Awareness; being aware of our mind’s thoughts at the moment is necessary for real transformation to occur.
Connection: not just about having lunch with a friend or receiving a hug but showing kindness and patience, lending a hand, all contribute to our connectivity.
Insight: listening to our inner narrative towards relationships. What do we sound like to ourselves? If we find we are negative, which can weaken our biology, can we find a way to turn them around, manage them differently?
Purpose: when we wake up excited our biology responds in so many positive ways. When we laugh and engage in what truly matters to us we soar.
COVID-19 has turned some of our worlds upside down. Dr. Davidson suggests that three minutes of a day of quiet, focusing on the breath, maybe a prayer can change the way we respond to distractions, disruptions, and fosters a healthier mind.

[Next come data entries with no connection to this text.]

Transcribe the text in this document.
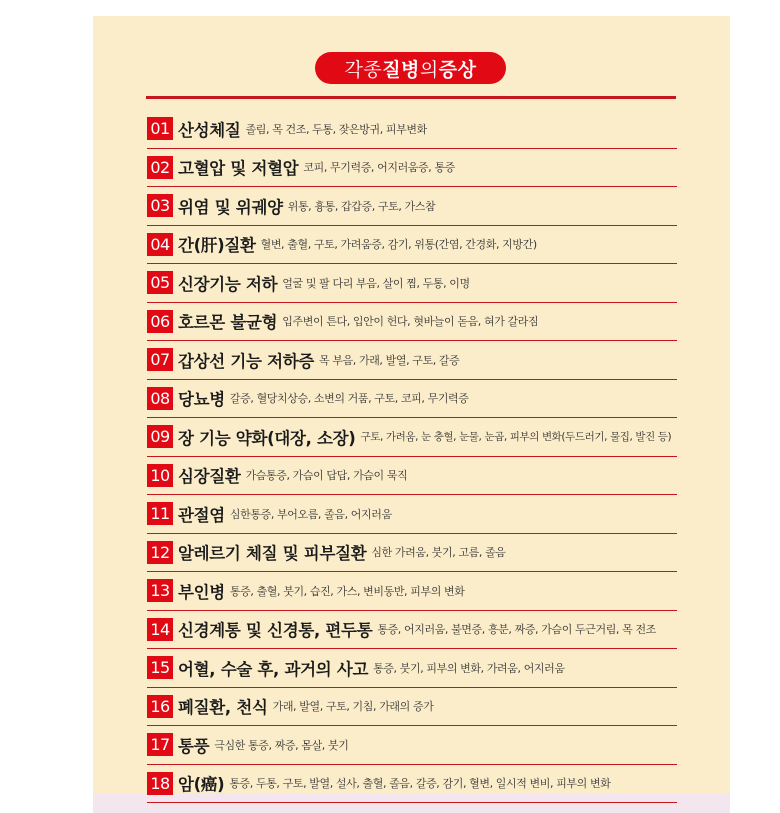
각종 질병 의 증상
01 산성체질 졸림, 목 건조, 두통, 잦은방귀, 피부변화
02 고혈압 및 저혈압 코피, 무기력증, 어지러움증, 통증
03 위염 및 위궤양 위통, 흉통, 갑갑증, 구토, 가스참
04 간(肝)질환 혈변, 출혈, 구토, 가려움증, 감기, 위통(간염, 간경화, 지방간)
05 신장기능 저하 얼굴 및 팔 다리 부음, 살이 찜, 두통, 이명
06 호르몬 불균형 입주변이 튼다, 입안이 헌다, 혓바늘이 돋음, 혀가 갈라짐
07 갑상선 기능 저하증 목 부음, 가래, 발열, 구토, 갈증
08 당뇨병 갈증, 혈당치상승, 소변의 거품, 구토, 코피, 무기력증
09 장 기능 약화(대장, 소장) 구토, 가려움, 눈 충혈, 눈물, 눈곱, 피부의 변화(두드러기, 물집, 발진 등)
10 심장질환 가슴통증, 가슴이 답답, 가슴이 묵직
11 관절염 심한통증, 부어오름, 졸음, 어지러움
12 알레르기 체질 및 피부질환 심한 가려움, 붓기, 고름, 졸음
13 부인병 통증, 출혈, 붓기, 습진, 가스, 변비동반, 피부의 변화
14 신경계통 및 신경통, 편두통 통증, 어지러움, 불면증, 흥분, 짜증, 가슴이 두근거림, 목 전조
15 어혈, 수술 후, 과거의 사고 통증, 붓기, 피부의 변화, 가려움, 어지러움
16 폐질환, 천식 가래, 발열, 구토, 기침, 가래의 증가
17 통풍 극심한 통증, 짜증, 몸살, 붓기
18 암(癌) 통증, 두통, 구토, 발열, 설사, 출혈, 졸음, 갈증, 감기, 혈변, 일시적 변비, 피부의 변화
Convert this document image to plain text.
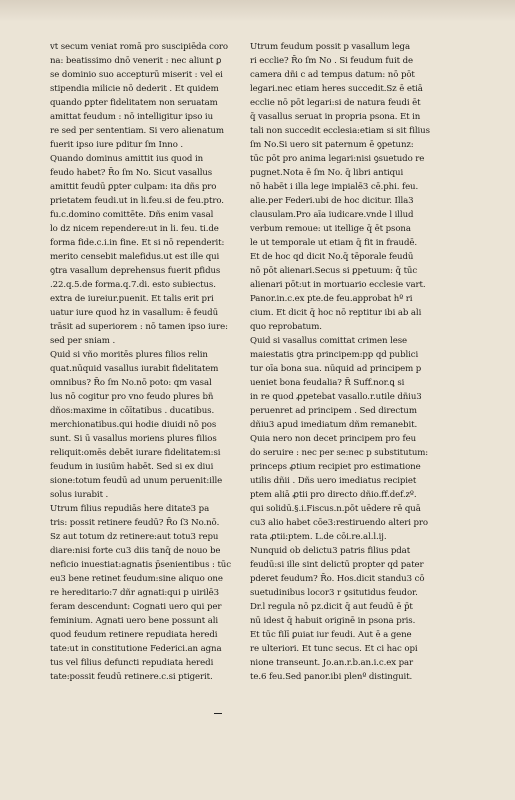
vt secum veniat romā pro suscipiēda coro
na: beatissimo dnō venerit : nec aliunt ꝑ
se dominio suo accepturū miserit : vel ei
stipendia milicie nō dederit . Et quidem
quando ꝑpter fidelitatem non seruatam
amittat feudum : nō intelligitur ipso iu
re sed per sententiam. Si vero alienatum
fuerit ipso iure pditur ſm Inno .
Quando dominus amittit ius quod in
feudo habet? R̄o ſm No. Sicut vasallus
amittit feudū ꝑpter culpam: ita dñs pro
prietatem feudi.ut in li.feu.si de feu.ptro.
fu.c.domino comittēte. Dñs enim vasal
lo dz nicem rependere:ut in li. feu. ti.de
forma fide.c.i.in fine. Et si nō rependerit:
merito censebit malefidus.ut est ille qui
ꝯtra vasallum deprehensus fuerit pfidus
.22.q.5.de forma.q.7.di. esto subiectus.
extra de iureiur.puenit. Et talis erit pri
uatur iure quod hz in vasallum: ē feudū
trāsit ad superiorem : nō tamen ipso iure:
sed per sniam .
Quid si vño moritēs plures filios relin
quat.nūquid vasallus iurabit fidelitatem
omnibus? R̄o ſm No.nō poto: qm vasal
lus nō cogitur pro vno feudo plures bñ
dños:maxime in cōītatibus . ducatibus.
merchionatibus.qui hodie diuidi nō pos
sunt. Si ū vasallus moriens plures filios
reliquit:omēs debēt iurare fidelitatem:si
feudum in iusiūm habēt. Sed si ex diui
sione:totum feudū ad unum peruenit:ille
solus iurabit .
Utrum filius repudiās here ditate3 pa
tris: possit retinere feudū? R̄o ſ3 No.nō.
Sz aut totum dz retinere:aut totu3 repu
diare:nisi forte cu3 diis tanq̄ de nouo be
neficio inuestiat:agnatis p̄senientibus : tūc
eu3 bene retinet feudum:sine aliquo one
re hereditario:7 dñr agnati:qui p uirilē3
feram descendunt: Cognati uero qui per
feminium. Agnati uero bene possunt ali
quod feudum retinere repudiata heredi
tate:ut in constitutione Federici.an agna
tus vel filius defuncti repudiata heredi
tate:possit feudū retinere.c.si ptigerit.
Utrum feudum possit p vasallum lega
ri ecclie? R̄o ſm No . Si feudum fuit de
camera dñi c ad tempus datum: nō pōt
legari.nec etiam heres succedit.Sz ē etiā
ecclie nō pōt legari:si de natura feudi ēt
q̄ vasallus seruat in propria psona. Et in
tali non succedit ecclesia:etiam si sit filius
ſm No.Si uero sit paternum ē ꝯpetunz:
tūc pōt pro anima legari:nisi ꝯsuetudo re
pugnet.Nota ē ſm No. q̄ libri antiqui
nō habēt i illa lege impialē3 cē.phi. feu.
alie.per Federi.ubi de hoc dicitur. Illa3
clausulam.Pro aīa iudicare.vnde l illud
verbum remoue: ut itellige q̄ ēt psona
le ut temporale ut etiam q̄ fit in fraudē.
Et de hoc qd dicit No.q̄ tēporale feudū
nō pōt alienari.Secus si ꝑpetuum: q̄ tūc
alienari pōt:ut in mortuario ecclesie vart.
Panor.in.c.ex pte.de feu.approbat hº ri
cium. Et dicit q̄ hoc nō reptitur ibi ab ali
quo reprobatum.
Quid si vasallus comittat crimen lese
maiestatis ꝯtra principem:pp qd publici
tur oīa bona sua. nūquid ad principem p
ueniet bona feudalia? R̄ Suff.nor.ꝗ si
in re quod ꝓpetebat vasallo.r.utile dñiu3
peruenret ad principem . Sed directum
dñiu3 apud imediatum dñm remanebit.
Quia nero non decet principem pro feu
do seruire : nec per se:nec p substitutum:
princeps ꝓtium recipiet pro estimatione
utilis dñii . Dñs uero imediatus recipiet
ptem aliā ꝓtii pro directo dñio.ff.def.zº.
qui solidū.§.i.Fiscus.n.pōt uēdere rē quā
cu3 alio habet cōe3:restiruendo alteri pro
rata ꝓtii:ptem. L.de cōi.re.al.l.ij.
Nunquid ob delictu3 patris filius pdat
feudū:si ille sint delictū propter qd pater
pderet feudum? R̄o. Hos.dicit standu3 cō
suetudinibus locor3 r ꝯsitutidus feudor.
Dr.l regula nō pz.dicit q̄ aut feudū ē p̄t
nū idest q̄ habuit originē in psona pris.
Et tūc filī ꝑuiat iur feudi. Aut ē a gene
re ulteriori. Et tunc secus. Et ci hac opi
nione transeunt. Jo.an.r.b.an.i.c.ex par
te.6 feu.Sed panor.ibi plenº distinguit.
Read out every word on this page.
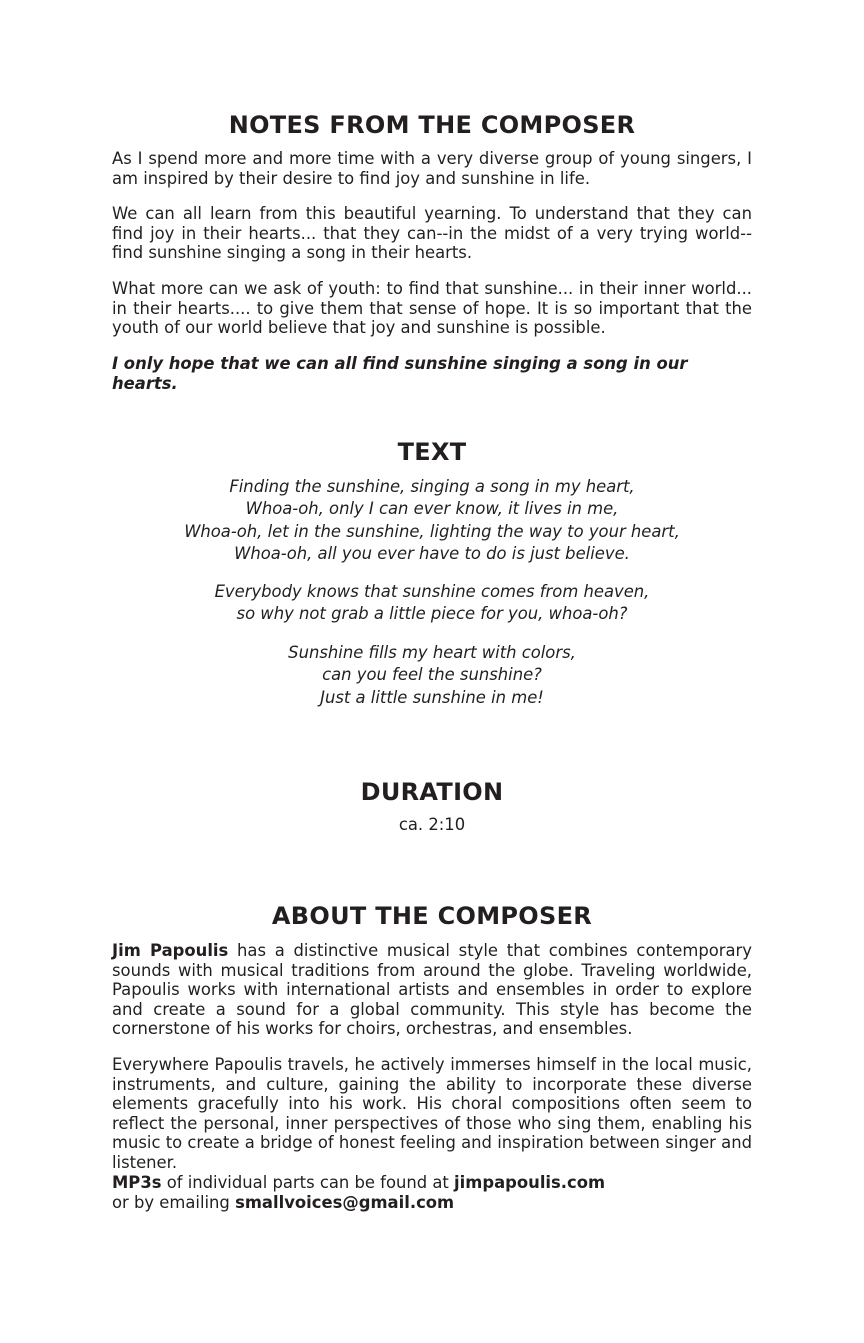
NOTES FROM THE COMPOSER

As I spend more and more time with a very diverse group of young singers, I am inspired by their desire to find joy and sunshine in life.

We can all learn from this beautiful yearning. To understand that they can find joy in their hearts... that they can--in the midst of a very trying world--find sunshine singing a song in their hearts.

What more can we ask of youth: to find that sunshine... in their inner world... in their hearts.... to give them that sense of hope. It is so important that the youth of our world believe that joy and sunshine is possible.

I only hope that we can all find sunshine singing a song in our hearts.

TEXT

Finding the sunshine, singing a song in my heart,
Whoa-oh, only I can ever know, it lives in me,
Whoa-oh, let in the sunshine, lighting the way to your heart,
Whoa-oh, all you ever have to do is just believe.

Everybody knows that sunshine comes from heaven,
so why not grab a little piece for you, whoa-oh?

Sunshine fills my heart with colors,
can you feel the sunshine?
Just a little sunshine in me!

DURATION

ca. 2:10

ABOUT THE COMPOSER

Jim Papoulis has a distinctive musical style that combines contemporary sounds with musical traditions from around the globe. Traveling worldwide, Papoulis works with international artists and ensembles in order to explore and create a sound for a global community. This style has become the cornerstone of his works for choirs, orchestras, and ensembles.

Everywhere Papoulis travels, he actively immerses himself in the local music, instruments, and culture, gaining the ability to incorporate these diverse elements gracefully into his work. His choral compositions often seem to reflect the personal, inner perspectives of those who sing them, enabling his music to create a bridge of honest feeling and inspiration between singer and listener.

MP3s of individual parts can be found at jimpapoulis.com
or by emailing smallvoices@gmail.com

I hope you enjoy his discussion as much as I did. The Host offers good reminders for today’s world as we still face uncertainty through this COVID-19 pandemic.
Do you have any mindful tips you find helpful? We’d like to hear from you. All comments are appreciated. Thanks again and enjoy. Judith
Judith Dreyer, MS, BSN, Writer, Speaker, and Workshop Presenter, Master Gardener.At The Garden's Gate - Available Online! Purchase Now | Find on Amazon
Description: COVID – 19 has disrupted our lives in so many positive and not so good ways. We’re quieter, not so busy, but many of us are separated from extended family and friends. How is that going? How does it feel to be limited or prevented from seeing family and friends in the way we considered normal? So much of normal is being redefined. Add to the mix the uncertainty we face with news reports, facts, and data that bombards us daily.

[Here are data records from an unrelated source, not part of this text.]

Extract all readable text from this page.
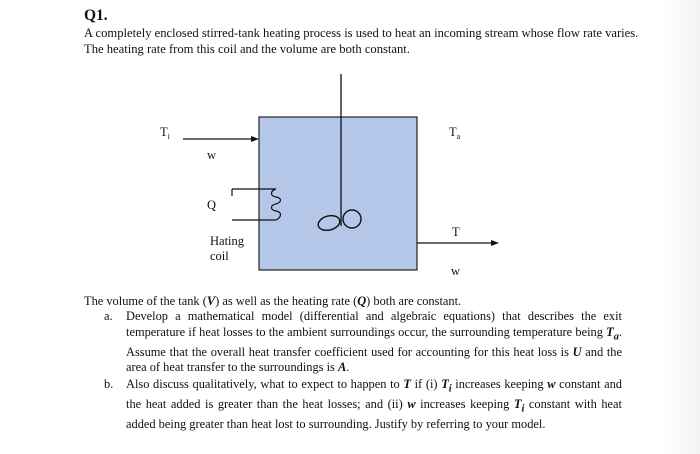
Q1.

A completely enclosed stirred-tank heating process is used to heat an incoming stream whose flow rate varies. The heating rate from this coil and the volume are both constant.

$T_i$
w
Q
Hating
coil
$T_a$
T
w

The volume of the tank (V) as well as the heating rate (Q) both are constant.

a. Develop a mathematical model (differential and algebraic equations) that describes the exit temperature if heat losses to the ambient surroundings occur, the surrounding temperature being $T_a$. Assume that the overall heat transfer coefficient used for accounting for this heat loss is U and the area of heat transfer to the surroundings is A.
b. Also discuss qualitatively, what to expect to happen to T if (i) $T_i$ increases keeping w constant and the heat added is greater than the heat losses; and (ii) w increases keeping $T_i$ constant with heat added being greater than heat lost to surrounding. Justify by referring to your model.
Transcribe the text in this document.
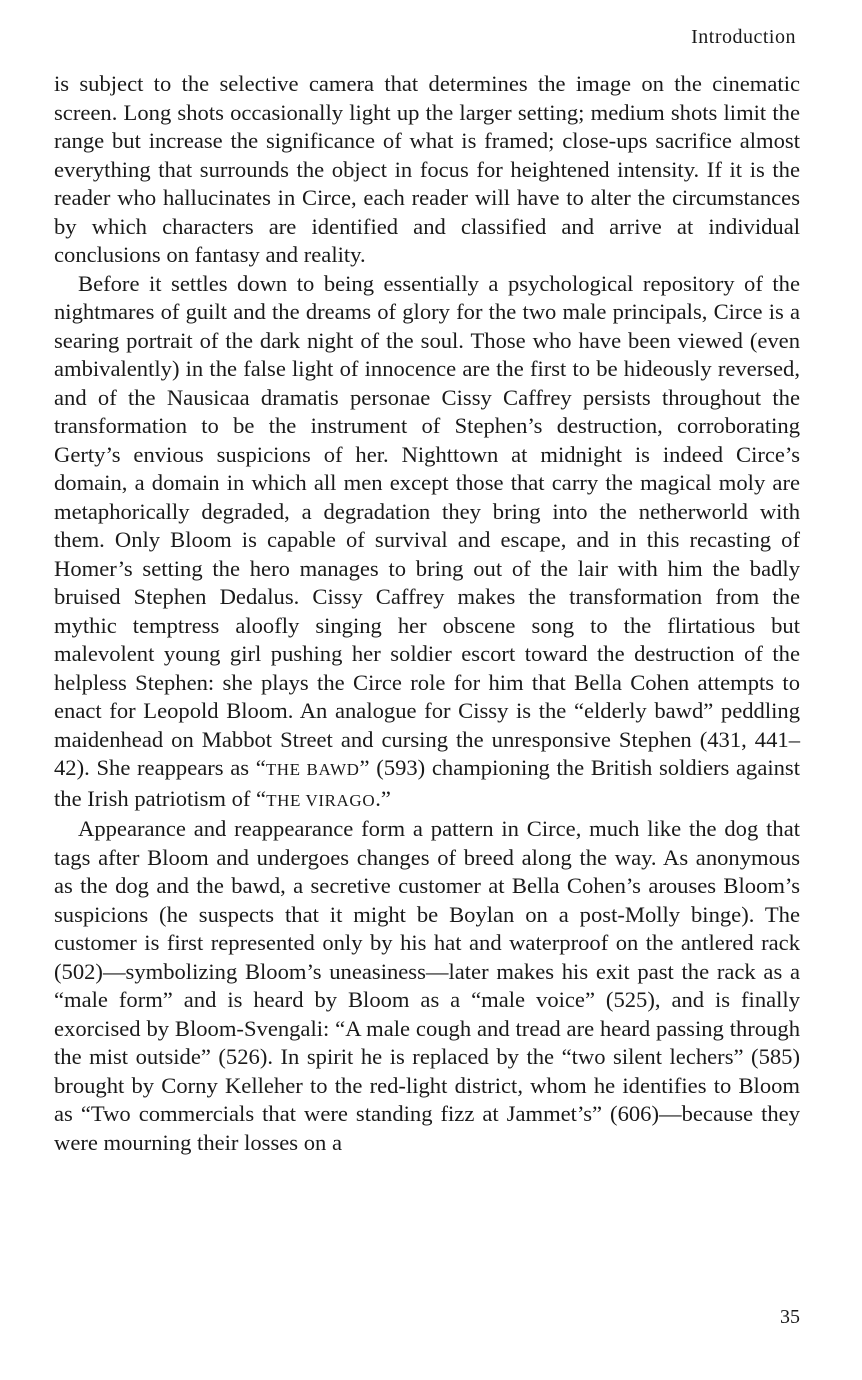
Introduction

is subject to the selective camera that determines the image on the cinematic screen. Long shots occasionally light up the larger setting; medium shots limit the range but increase the significance of what is framed; close-ups sacrifice almost everything that surrounds the object in focus for heightened intensity. If it is the reader who hallucinates in Circe, each reader will have to alter the circumstances by which characters are identified and classified and arrive at individual conclusions on fantasy and reality.

Before it settles down to being essentially a psychological repository of the nightmares of guilt and the dreams of glory for the two male principals, Circe is a searing portrait of the dark night of the soul. Those who have been viewed (even ambivalently) in the false light of innocence are the first to be hideously reversed, and of the Nausicaa dramatis personae Cissy Caffrey persists throughout the transformation to be the instrument of Stephen’s destruction, corroborating Gerty’s envious suspicions of her. Nighttown at midnight is indeed Circe’s domain, a domain in which all men except those that carry the magical moly are metaphorically degraded, a degradation they bring into the netherworld with them. Only Bloom is capable of survival and escape, and in this recasting of Homer’s setting the hero manages to bring out of the lair with him the badly bruised Stephen Dedalus. Cissy Caffrey makes the transformation from the mythic temptress aloofly singing her obscene song to the flirtatious but malevolent young girl pushing her soldier escort toward the destruction of the helpless Stephen: she plays the Circe role for him that Bella Cohen attempts to enact for Leopold Bloom. An analogue for Cissy is the “elderly bawd” peddling maidenhead on Mabbot Street and cursing the unresponsive Stephen (431, 441–42). She reappears as “THE BAWD” (593) championing the British soldiers against the Irish patriotism of “THE VIRAGO.”

Appearance and reappearance form a pattern in Circe, much like the dog that tags after Bloom and undergoes changes of breed along the way. As anonymous as the dog and the bawd, a secretive customer at Bella Cohen’s arouses Bloom’s suspicions (he suspects that it might be Boylan on a post-Molly binge). The customer is first represented only by his hat and waterproof on the antlered rack (502)—symbolizing Bloom’s uneasiness—later makes his exit past the rack as a “male form” and is heard by Bloom as a “male voice” (525), and is finally exorcised by Bloom-Svengali: “A male cough and tread are heard passing through the mist outside” (526). In spirit he is replaced by the “two silent lechers” (585) brought by Corny Kelleher to the red-light district, whom he identifies to Bloom as “Two commercials that were standing fizz at Jammet’s” (606)—because they were mourning their losses on a

35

Our mental health is an important part of our wellbeing. I invited Ajamu Ayinde back to chat with him about what he is seeing in his clients at this time and what tips he can offer us. Mental health, mental stamina is needed as we all support and help each other, today. Join us for a thoughtful discussion.

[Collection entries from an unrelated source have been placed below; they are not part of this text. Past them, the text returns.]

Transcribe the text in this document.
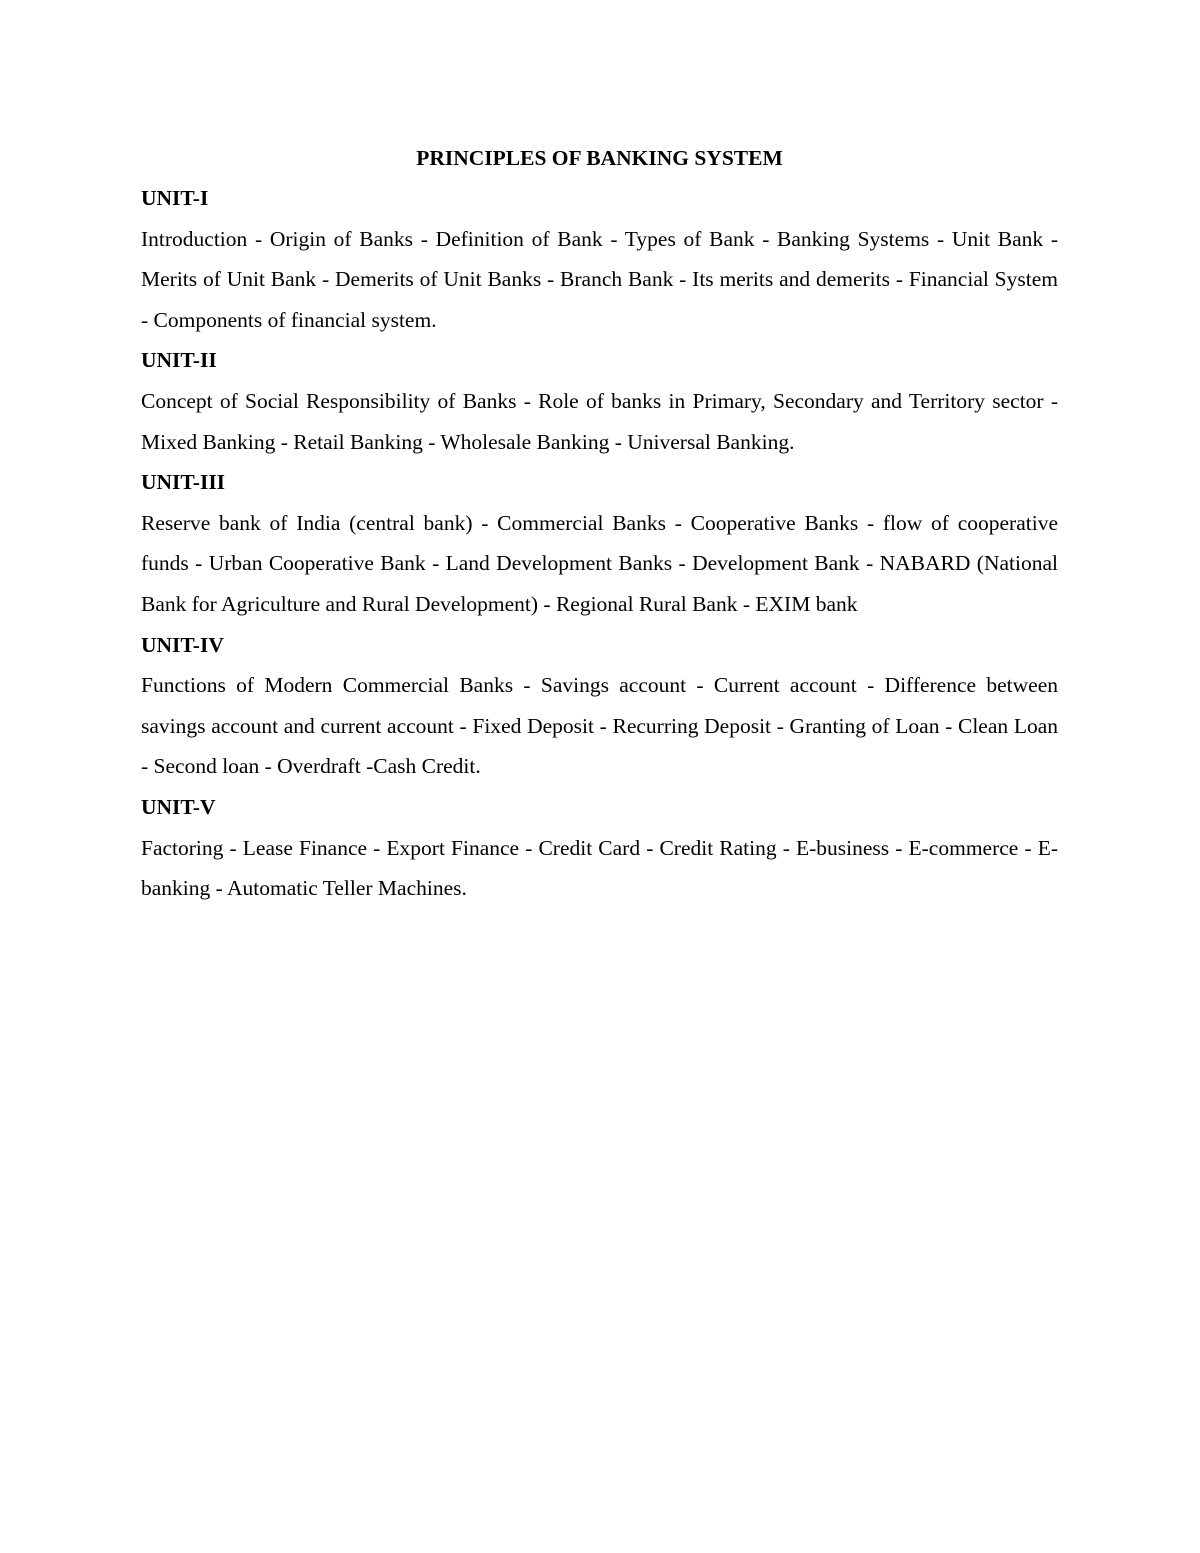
PRINCIPLES OF BANKING SYSTEM
UNIT-I

Introduction - Origin of Banks - Definition of Bank - Types of Bank - Banking Systems - Unit Bank - Merits of Unit Bank - Demerits of Unit Banks - Branch Bank - Its merits and demerits - Financial System - Components of financial system.

UNIT-II

Concept of Social Responsibility of Banks - Role of banks in Primary, Secondary and Territory sector - Mixed Banking - Retail Banking - Wholesale Banking - Universal Banking.

UNIT-III

Reserve bank of India (central bank) - Commercial Banks - Cooperative Banks - flow of cooperative funds - Urban Cooperative Bank - Land Development Banks - Development Bank - NABARD (National Bank for Agriculture and Rural Development) - Regional Rural Bank - EXIM bank

UNIT-IV

Functions of Modern Commercial Banks - Savings account - Current account - Difference between savings account and current account - Fixed Deposit - Recurring Deposit - Granting of Loan - Clean Loan - Second loan - Overdraft -Cash Credit.

UNIT-V

Factoring - Lease Finance - Export Finance - Credit Card - Credit Rating - E-business - E-commerce - E-banking - Automatic Teller Machines.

About My Guest: Ajamu (Ah-ja-moo) James Ayinde (Eye-in-day) Ajamu is a Certified Medical Hypnotherapist and Transpersonal Hypnotherapy Trainer. He graduated from Trinity College in Hartford with a BA in Asian Studies, emphasizing multicultural education and Performing Arts. His MA is in Motivational Psychology, emphasizing sports performance. Certified in Clinical Hypnosis since 1995, Ajamu specializes in hypnotic childbirth preparation, pediatric hypnosis, and cancer support. He was honored as Therapist of the Year by the International Association of Counselors and Therapists in 2004 and he received further honors from the National Association of Transpersonal Therapists in 2012 and in 2017 for his work with athletes and pregnant couples, respectively. He sees clients in Carmel, NY, and worldwide via Skype.